Galina has an impressive story and resume, so it requires some effort to keep this introduction brief–but here goes nothing:
Galina was born in the Soviet Union. In the early 90s, she moved to the US with her family to live on the East Coast, where she obtained a Master’s degree in computer science at Brown University. In 2004, Galina moved to Silicon Valley to join this little company called Google (yes, it was little at the time) and started in their data science team. This was about three years ahead of when data science was an established term, when these data scientists did their own data engineering, their own data analysis, and presented all data visualizations to executives on their own. Today’s generation of businesses offers far more specialized data-related roles of various titles, and the understanding of these roles is getting richer each year. We have come a long way since Galina’s early days in Silicon Valley.
Fast forward a bit, Galina moved to Sweden with her Swedish partner, and, after having worked at Google for 10 years, joined Schibsted to build their Data and Analytics Team. She then started her own consulting firm, Gradient Descent, which helps companies figure out what to do with their data. In 2018, she built a Data and AI team at Northvolt from scratch (dubbed Sweden’s #1 startup in 2022 by LinkedIn). Now, she is the co-founder and CTO of a health tech startup called SumHealth. SumHealth’s goal is to utilize data to allow people to find their diagnosis faster by learning from people like them.
On top of this, she also co-founded Women In Data Science AI & ML Sweden in late 2017, to bring more female technologists into the field and help them receive recognition for their work. They currently have more than 1,600 women in their network.
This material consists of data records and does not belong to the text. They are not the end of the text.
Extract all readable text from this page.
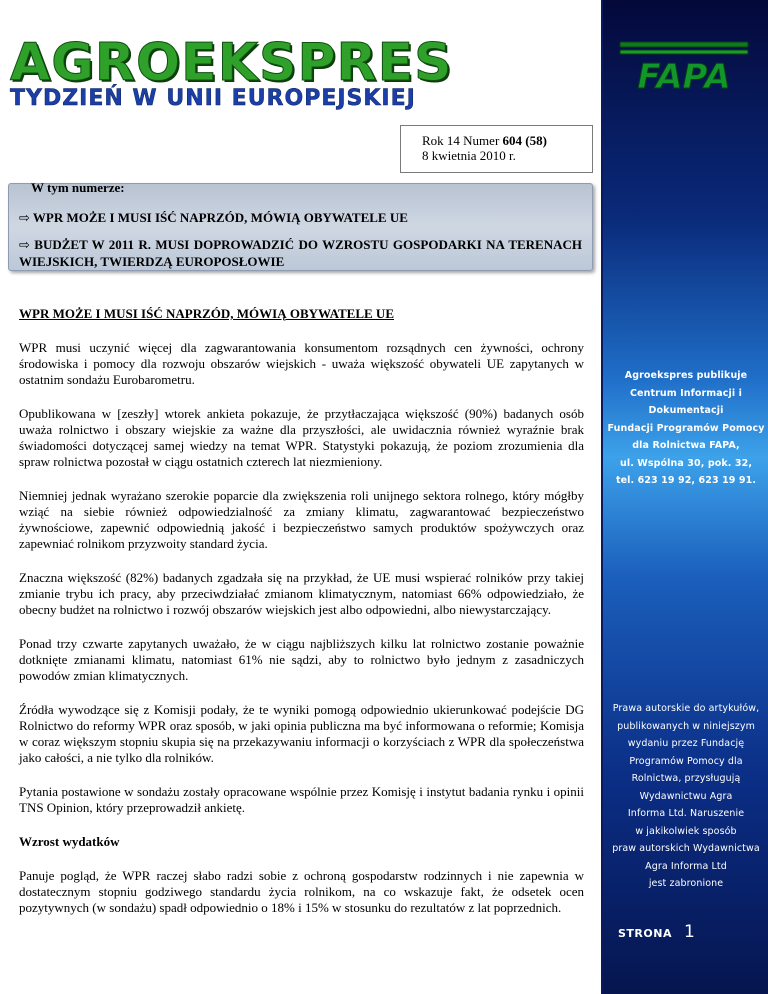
FAPA
Agroekspres publikuje
Centrum Informacji i Dokumentacji
Fundacji Programów Pomocy
dla Rolnictwa FAPA,
ul. Wspólna 30, pok. 32,
tel. 623 19 92, 623 19 91.
Prawa autorskie do artykułów,
publikowanych w niniejszym
wydaniu przez Fundację
Programów Pomocy dla
Rolnictwa, przysługują
Wydawnictwu Agra
Informa Ltd. Naruszenie
w jakikolwiek sposób
praw autorskich Wydawnictwa
Agra Informa Ltd
jest zabronione
STRONA 1
AGROEKSPRES
TYDZIEŃ W UNII EUROPEJSKIEJ
Rok 14 Numer 604 (58)
8 kwietnia 2010 r.
W tym numerze:
⇨ WPR MOŻE I MUSI IŚĆ NAPRZÓD, MÓWIĄ OBYWATELE UE
⇨ BUDŻET W 2011 R. MUSI DOPROWADZIĆ DO WZROSTU GOSPODARKI NA TERENACH WIEJSKICH, TWIERDZĄ EUROPOSŁOWIE
WPR MOŻE I MUSI IŚĆ NAPRZÓD, MÓWIĄ OBYWATELE UE

WPR musi uczynić więcej dla zagwarantowania konsumentom rozsądnych cen żywności, ochrony środowiska i pomocy dla rozwoju obszarów wiejskich - uważa większość obywateli UE zapytanych w ostatnim sondażu Eurobarometru.

Opublikowana w [zeszły] wtorek ankieta pokazuje, że przytłaczająca większość (90%) badanych osób uważa rolnictwo i obszary wiejskie za ważne dla przyszłości, ale uwidacznia również wyraźnie brak świadomości dotyczącej samej wiedzy na temat WPR. Statystyki pokazują, że poziom zrozumienia dla spraw rolnictwa pozostał w ciągu ostatnich czterech lat niezmieniony.

Niemniej jednak wyrażano szerokie poparcie dla zwiększenia roli unijnego sektora rolnego, który mógłby wziąć na siebie również odpowiedzialność za zmiany klimatu, zagwarantować bezpieczeństwo żywnościowe, zapewnić odpowiednią jakość i bezpieczeństwo samych produktów spożywczych oraz zapewniać rolnikom przyzwoity standard życia.

Znaczna większość (82%) badanych zgadzała się na przykład, że UE musi wspierać rolników przy takiej zmianie trybu ich pracy, aby przeciwdziałać zmianom klimatycznym, natomiast 66% odpowiedziało, że obecny budżet na rolnictwo i rozwój obszarów wiejskich jest albo odpowiedni, albo niewystarczający.

Ponad trzy czwarte zapytanych uważało, że w ciągu najbliższych kilku lat rolnictwo zostanie poważnie dotknięte zmianami klimatu, natomiast 61% nie sądzi, aby to rolnictwo było jednym z zasadniczych powodów zmian klimatycznych.

Źródła wywodzące się z Komisji podały, że te wyniki pomogą odpowiednio ukierunkować podejście DG Rolnictwo do reformy WPR oraz sposób, w jaki opinia publiczna ma być informowana o reformie; Komisja w coraz większym stopniu skupia się na przekazywaniu informacji o korzyściach z WPR dla społeczeństwa jako całości, a nie tylko dla rolników.

Pytania postawione w sondażu zostały opracowane wspólnie przez Komisję i instytut badania rynku i opinii TNS Opinion, który przeprowadził ankietę.

Wzrost wydatków

Panuje pogląd, że WPR raczej słabo radzi sobie z ochroną gospodarstw rodzinnych i nie zapewnia w dostatecznym stopniu godziwego standardu życia rolnikom, na co wskazuje fakt, że odsetek ocen pozytywnych (w sondażu) spadł odpowiednio o 18% i 15% w stosunku do rezultatów z lat poprzednich.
Ok, that was keeping it brief. Suffice to say, Galina has done great things in the data science field for a long time, building data teams for almost two decades now. Let’s dive into her practical tips on recruiting for data teams.
At the beginning of Galina’s presentation, she showed a job posting example for a head of data, with a long list of requirements. Looking at each bullet point individually, they are realistic, but for a candidate to have them all, less so. A company going out with a job posting like this is basically saying they are looking for a unicorn.
Out of all industries, Information Technology (i.e. including all sub industries such as data, software engineering, cyber security, etc.) has the highest average time to fill an open position. This Swedish study showed an average time-to-fill of 2.6 months for IT roles, from when a job ad is listed to when a candidate has signed an offer. Note that this metric even excluded notice periods, which tend to be three months in Sweden, compared to two weeks in the US.
Of course, many factors may affect the time-to-fill. In some cases, it takes multiple technical interviews and screens before you are through to the final rounds of meeting the hiring manager and your team. In other cases, slow processes and dormant communications are to blame.
Don’t worry–with a structured and standardized approach to recruiting data teams, you can drastically reduce this time-to-fill as well as improve the overall recruiting experience for both recruiters and candidates. Let’s look at Galina’s four-step model for achieving this: figuring out what your company needs, finding candidates, evaluating candidates, and closing candidates.
Before you start deciding on what roles you will fill your data team with, it’s crucial to identify what your business needs are, and how data can be leveraged to meet those needs. Galina argues there are generally four big business areas for data teams, illustrated in the image below (you can read more about it here).
For companies looking to hire data teams, they must first know which of these areas they want help with, and why. This is important in order for the company to be able to prioritize the right profiles and competencies when recruiting. When Galina founded Gradient Descent, a Data and AI consultancy, they spent a lot of time helping organizations in these areas before they could grow and become more data- and AI-enabled.
For candidates applying to open data positions as e.g. Machine Learning Engineers or Data Scientists, it is still often unclear which part of the company they are going to end up in. But once a company has its data use cases and business areas figured out, it can start employing data roles for them. Knowing what specific roles are needed is not always the easiest.
The many different titles and roles of data teams have exploded in recent years. We now have Machine Learning Engineers, Data Scientists, AI Solution Architects, Data Warehouse Engineers, Data Engineers, and Research Scientists, to mention a few. Another example is The Analytics Engineer who was dubbed one of 2022’s top data trends.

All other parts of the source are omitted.